Так как Москва хорошо знала, что княжна Черемзинская богатейшая невеста, приданница, каких мало, то, разумеется, целый рой молодежи увивался за ней. Но никто из них не знал, что закаленный в боях суворовский ветеран давным-давно решил в глубине души, что никогда не выдаст замуж свою внучку, которую любил, за какого-нибудь полотера вроде князя Черемзинского. А выдаст он ее исключительно только за такого человека, который нюхал порох, защищал отечество своей грудью и видал виды на своем поприще. Те самые виды, которые видел он — Сергей Глебов, — подвизаясь около гениального полководца, всесветного победителя.
Только теперь, когда в Россию ворвалось сонмище вражеское, двадесять язык, собранных со всего мира новым Аттилой[21] или новоявленным антихристом — Бонапартом, — только теперь, после благополучного окончания войны, немудрено будет найти для хорошенькой Нади воина-героя не хуже тех, какими были товарищи Сергея Сергеевича Глебова.
Анна Сергеевна, конечно, мечтала тоже о блестящем замужестве племянницы, но она желала, чтобы это был петербургский гвардеец или придворное звание имеющий. Княгиня ни в чем никогда своего мнения не имела и соглашалась поочередно и с отцом, и с тэткой, и с братом, и с самой Надей.
Надя мечтала о блондине, но который должен хорошо танцевать и пахнуть духами.
Князь Борис Иванович Черемзинский влиял на племянницу, уверяя ее постоянно, что надо выходить замуж за камергера и что между ними есть и такие, которые блондины и пахнут резедой или духами «Marie-Louise».
Эти духи очень любила возлюбленная князя, белобрысая, толстая и вечно сонная, хотя иногда страшно злая немка, по имени Амалия.
VIII
В начале Тверского бульвара стояла будка, где уже лет семь был бутарем старик солдат Самойло Гвоздь.
Кажется, вся Москва знала и даже любила будочника Гвоздя.
Должность эту — стоять с алебардой[22] четыре времени года, ничего не делая, — Самойло Гвоздь получил по милости генерала Глебова.
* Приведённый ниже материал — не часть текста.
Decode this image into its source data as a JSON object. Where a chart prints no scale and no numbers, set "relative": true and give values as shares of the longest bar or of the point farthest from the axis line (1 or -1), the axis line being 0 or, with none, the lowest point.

Гвоздь прошел за Суворовым там же, где прошел и Глебов. Генерал вспомнил рядового.
В числе любивших Гвоздя был и Живов, который, зная, что у бутаря пропасть ребятишек — внучат, помогал ему всячески.
Собравшись к генералу в гости, Живов зашел к бутарю. Увидя его расхаживающего с алебардой, Живов окликнул:
— Эй, блюститель! Как живешь-можешь?
— Слава Богу, ваше степенство! — отозвался Гвоздь.
— Ну а мелкота?
— Слава Богу! По милости Божией и по вашей доброте, Иван Семеныч, и детишкам хорошо.
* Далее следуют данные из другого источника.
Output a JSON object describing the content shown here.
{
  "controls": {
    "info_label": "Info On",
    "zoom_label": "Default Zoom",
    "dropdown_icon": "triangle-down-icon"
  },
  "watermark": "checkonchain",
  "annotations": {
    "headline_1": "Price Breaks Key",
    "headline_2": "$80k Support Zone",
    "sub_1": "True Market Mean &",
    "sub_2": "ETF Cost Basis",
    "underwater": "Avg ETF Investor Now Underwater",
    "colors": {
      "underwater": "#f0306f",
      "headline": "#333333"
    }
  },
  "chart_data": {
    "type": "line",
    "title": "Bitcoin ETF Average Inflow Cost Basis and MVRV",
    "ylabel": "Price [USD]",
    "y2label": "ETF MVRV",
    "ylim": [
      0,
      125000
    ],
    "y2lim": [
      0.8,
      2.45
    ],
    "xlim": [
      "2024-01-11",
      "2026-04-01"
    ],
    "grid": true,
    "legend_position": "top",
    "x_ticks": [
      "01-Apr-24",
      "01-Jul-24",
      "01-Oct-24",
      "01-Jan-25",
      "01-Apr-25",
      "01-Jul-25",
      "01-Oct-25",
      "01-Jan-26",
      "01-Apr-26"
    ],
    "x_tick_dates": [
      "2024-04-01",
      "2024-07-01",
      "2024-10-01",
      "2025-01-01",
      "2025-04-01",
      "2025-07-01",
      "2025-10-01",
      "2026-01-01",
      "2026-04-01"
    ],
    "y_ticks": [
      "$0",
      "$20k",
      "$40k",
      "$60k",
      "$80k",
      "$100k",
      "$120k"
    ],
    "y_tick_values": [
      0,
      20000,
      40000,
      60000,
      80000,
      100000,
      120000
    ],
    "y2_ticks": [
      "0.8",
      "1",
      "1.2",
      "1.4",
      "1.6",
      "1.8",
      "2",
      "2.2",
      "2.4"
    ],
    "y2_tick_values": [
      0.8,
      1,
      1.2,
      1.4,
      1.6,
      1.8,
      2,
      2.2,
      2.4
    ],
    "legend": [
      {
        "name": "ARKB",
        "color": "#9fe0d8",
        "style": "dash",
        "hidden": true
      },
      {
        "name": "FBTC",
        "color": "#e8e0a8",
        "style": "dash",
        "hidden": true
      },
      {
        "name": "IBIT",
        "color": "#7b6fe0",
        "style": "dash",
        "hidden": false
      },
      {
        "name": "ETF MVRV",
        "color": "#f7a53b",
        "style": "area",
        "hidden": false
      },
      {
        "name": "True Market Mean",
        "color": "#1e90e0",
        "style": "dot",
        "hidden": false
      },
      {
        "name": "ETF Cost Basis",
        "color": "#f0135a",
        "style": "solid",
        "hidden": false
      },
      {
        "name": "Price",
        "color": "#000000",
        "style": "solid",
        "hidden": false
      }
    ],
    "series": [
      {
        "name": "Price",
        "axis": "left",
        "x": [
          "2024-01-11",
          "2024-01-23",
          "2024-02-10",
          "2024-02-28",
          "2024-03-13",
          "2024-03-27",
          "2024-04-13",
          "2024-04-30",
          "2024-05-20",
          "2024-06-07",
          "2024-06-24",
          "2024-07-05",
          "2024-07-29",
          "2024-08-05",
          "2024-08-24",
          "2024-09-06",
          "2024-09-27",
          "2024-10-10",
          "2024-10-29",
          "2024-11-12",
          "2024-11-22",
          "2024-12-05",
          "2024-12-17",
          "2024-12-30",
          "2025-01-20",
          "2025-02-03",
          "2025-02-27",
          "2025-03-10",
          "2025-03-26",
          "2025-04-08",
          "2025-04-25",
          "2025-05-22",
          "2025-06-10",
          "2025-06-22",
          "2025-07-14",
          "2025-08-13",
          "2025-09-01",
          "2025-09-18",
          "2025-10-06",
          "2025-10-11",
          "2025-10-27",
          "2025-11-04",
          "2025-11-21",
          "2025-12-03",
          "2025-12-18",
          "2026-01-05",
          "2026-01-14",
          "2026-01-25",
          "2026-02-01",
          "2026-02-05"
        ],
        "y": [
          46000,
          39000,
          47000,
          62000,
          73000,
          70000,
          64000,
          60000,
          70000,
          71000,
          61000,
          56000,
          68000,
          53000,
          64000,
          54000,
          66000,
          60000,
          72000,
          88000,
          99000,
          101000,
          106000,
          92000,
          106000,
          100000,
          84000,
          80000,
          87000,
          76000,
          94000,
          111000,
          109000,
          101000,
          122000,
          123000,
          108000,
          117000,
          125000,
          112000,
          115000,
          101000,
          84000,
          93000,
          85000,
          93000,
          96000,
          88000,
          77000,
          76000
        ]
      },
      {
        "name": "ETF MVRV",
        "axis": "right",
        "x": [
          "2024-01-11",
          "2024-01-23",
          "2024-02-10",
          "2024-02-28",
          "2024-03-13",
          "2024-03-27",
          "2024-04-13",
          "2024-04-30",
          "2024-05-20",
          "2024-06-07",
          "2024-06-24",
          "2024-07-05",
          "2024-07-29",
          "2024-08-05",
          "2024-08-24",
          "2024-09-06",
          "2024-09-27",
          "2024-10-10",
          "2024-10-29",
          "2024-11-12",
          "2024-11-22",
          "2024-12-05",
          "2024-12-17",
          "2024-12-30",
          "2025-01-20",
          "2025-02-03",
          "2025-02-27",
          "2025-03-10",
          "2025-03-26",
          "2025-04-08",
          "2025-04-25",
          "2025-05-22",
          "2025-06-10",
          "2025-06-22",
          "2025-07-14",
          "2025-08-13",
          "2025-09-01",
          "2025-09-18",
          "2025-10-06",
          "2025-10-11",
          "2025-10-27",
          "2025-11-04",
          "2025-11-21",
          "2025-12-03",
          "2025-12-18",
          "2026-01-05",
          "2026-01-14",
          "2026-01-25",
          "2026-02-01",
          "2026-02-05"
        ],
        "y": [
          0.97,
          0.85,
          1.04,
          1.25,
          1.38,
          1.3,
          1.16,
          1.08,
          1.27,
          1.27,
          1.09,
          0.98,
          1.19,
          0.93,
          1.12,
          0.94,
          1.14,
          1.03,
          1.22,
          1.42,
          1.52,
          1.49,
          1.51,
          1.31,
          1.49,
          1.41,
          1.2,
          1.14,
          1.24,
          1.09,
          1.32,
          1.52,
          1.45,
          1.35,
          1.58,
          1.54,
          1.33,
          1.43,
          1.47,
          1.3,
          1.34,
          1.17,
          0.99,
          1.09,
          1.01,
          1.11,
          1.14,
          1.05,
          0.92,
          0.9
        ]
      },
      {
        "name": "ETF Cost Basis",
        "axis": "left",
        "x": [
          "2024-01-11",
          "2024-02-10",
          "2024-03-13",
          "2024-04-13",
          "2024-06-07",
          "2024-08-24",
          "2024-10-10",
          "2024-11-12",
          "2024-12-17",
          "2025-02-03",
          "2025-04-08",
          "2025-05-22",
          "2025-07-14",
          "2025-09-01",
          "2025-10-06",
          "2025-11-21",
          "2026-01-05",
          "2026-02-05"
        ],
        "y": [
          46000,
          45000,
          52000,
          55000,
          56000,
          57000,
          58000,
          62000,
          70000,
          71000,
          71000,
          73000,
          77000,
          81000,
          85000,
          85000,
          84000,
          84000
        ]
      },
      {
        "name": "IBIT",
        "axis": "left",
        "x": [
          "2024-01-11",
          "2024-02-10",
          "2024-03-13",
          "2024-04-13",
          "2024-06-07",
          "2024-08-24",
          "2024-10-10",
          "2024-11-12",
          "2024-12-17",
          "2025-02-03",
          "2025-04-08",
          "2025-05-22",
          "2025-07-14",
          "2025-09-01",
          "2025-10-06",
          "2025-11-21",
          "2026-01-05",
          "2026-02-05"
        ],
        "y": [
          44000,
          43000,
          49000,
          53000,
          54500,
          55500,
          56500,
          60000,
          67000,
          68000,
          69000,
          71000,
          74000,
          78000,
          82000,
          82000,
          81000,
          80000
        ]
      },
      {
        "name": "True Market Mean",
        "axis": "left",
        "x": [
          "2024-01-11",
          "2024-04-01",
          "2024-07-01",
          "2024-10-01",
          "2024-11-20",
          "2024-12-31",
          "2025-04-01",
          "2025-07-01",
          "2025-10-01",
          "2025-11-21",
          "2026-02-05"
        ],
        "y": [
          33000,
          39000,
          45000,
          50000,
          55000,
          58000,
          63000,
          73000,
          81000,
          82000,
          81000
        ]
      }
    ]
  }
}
— Сказывают, Самойло, много наших солдатиков побил Бонапарт и скоро стариков начнут опять брать. Смотри!
— Что же смотреть? Позовут — пойду! — отозвался Гвоздь, смеясь.
— Ну, прости! Я к генералу, — сказал Живов.
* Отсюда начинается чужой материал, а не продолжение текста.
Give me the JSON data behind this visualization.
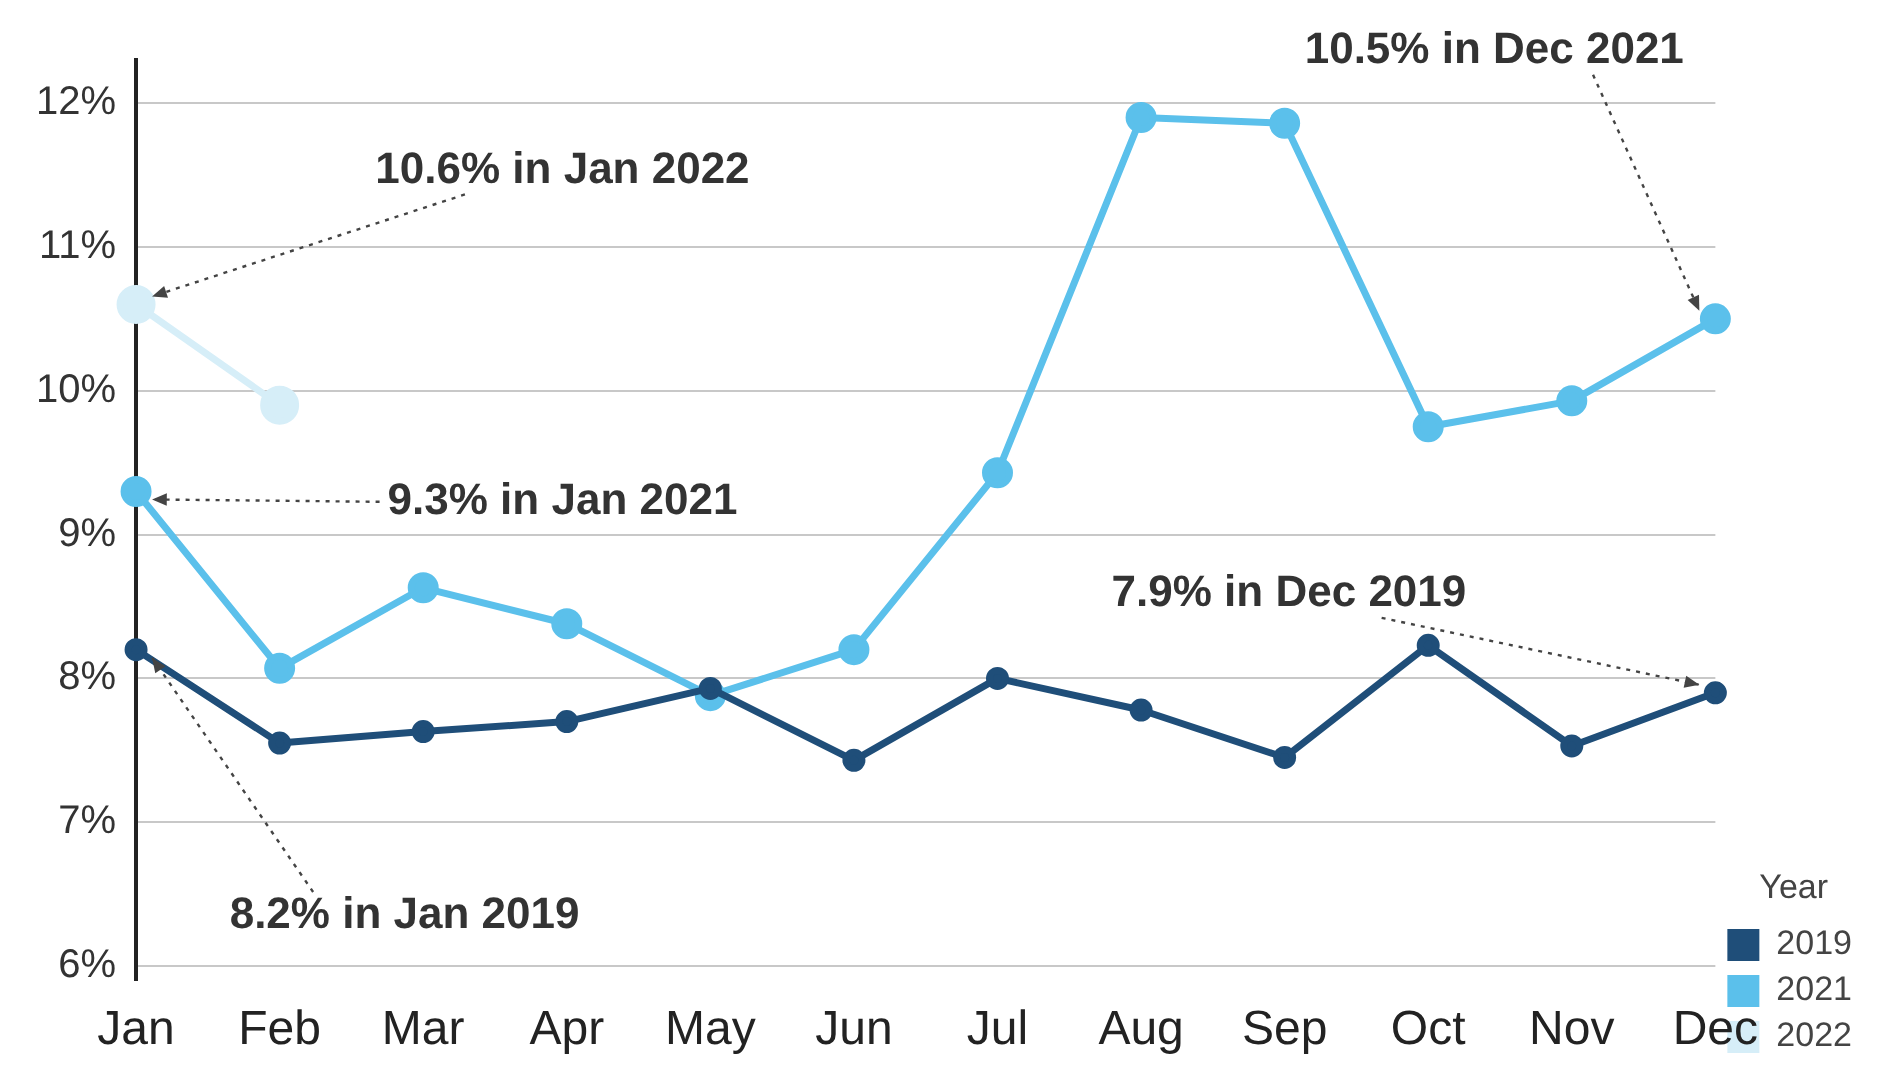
{
  "chart_data": {
    "type": "line",
    "categories": [
      "Jan",
      "Feb",
      "Mar",
      "Apr",
      "May",
      "Jun",
      "Jul",
      "Aug",
      "Sep",
      "Oct",
      "Nov",
      "Dec"
    ],
    "series": [
      {
        "name": "2019",
        "color": "#1f4e79",
        "values": [
          8.2,
          7.55,
          7.63,
          7.7,
          7.93,
          7.43,
          8.0,
          7.78,
          7.45,
          8.23,
          7.53,
          7.9
        ]
      },
      {
        "name": "2021",
        "color": "#5bc0eb",
        "values": [
          9.3,
          8.07,
          8.63,
          8.38,
          7.88,
          8.2,
          9.43,
          11.9,
          11.86,
          9.75,
          9.93,
          10.5
        ]
      },
      {
        "name": "2022",
        "color": "#d6eef8",
        "values": [
          10.6,
          9.9,
          null,
          null,
          null,
          null,
          null,
          null,
          null,
          null,
          null,
          null
        ]
      }
    ],
    "ylim": [
      5.9,
      12.3
    ],
    "yticks": [
      {
        "value": 6,
        "label": "6%"
      },
      {
        "value": 7,
        "label": "7%"
      },
      {
        "value": 8,
        "label": "8%"
      },
      {
        "value": 9,
        "label": "9%"
      },
      {
        "value": 10,
        "label": "10%"
      },
      {
        "value": 11,
        "label": "11%"
      },
      {
        "value": 12,
        "label": "12%"
      }
    ],
    "grid": "y",
    "legend": "bottom right",
    "legend_title": "Year",
    "marker": "circle",
    "line_style": "solid",
    "annotations": [
      {
        "text": "10.6% in Jan 2022",
        "x": "Jan",
        "y": 10.6
      },
      {
        "text": "9.3% in Jan 2021",
        "x": "Jan",
        "y": 9.3
      },
      {
        "text": "8.2% in Jan 2019",
        "x": "Jan",
        "y": 8.2
      },
      {
        "text": "10.5% in Dec 2021",
        "x": "Dec",
        "y": 10.5
      },
      {
        "text": "7.9% in Dec 2019",
        "x": "Dec",
        "y": 7.9
      }
    ]
  }
}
Старик перешел площадь и, войдя на подъезд, ласково поздоровался с швейцаром и велел о себе доложить.
Глебов принял Живова тотчас же с радостью, и даже лицо его отчасти посветлело. Он любил беседовать с миллионером, понимал его по-своему и называл тоже по-своему — россиянин.
Этим определением Глебов хотел выразить свою мысль и свое убеждение, что только в России водятся такие люди, как Живов.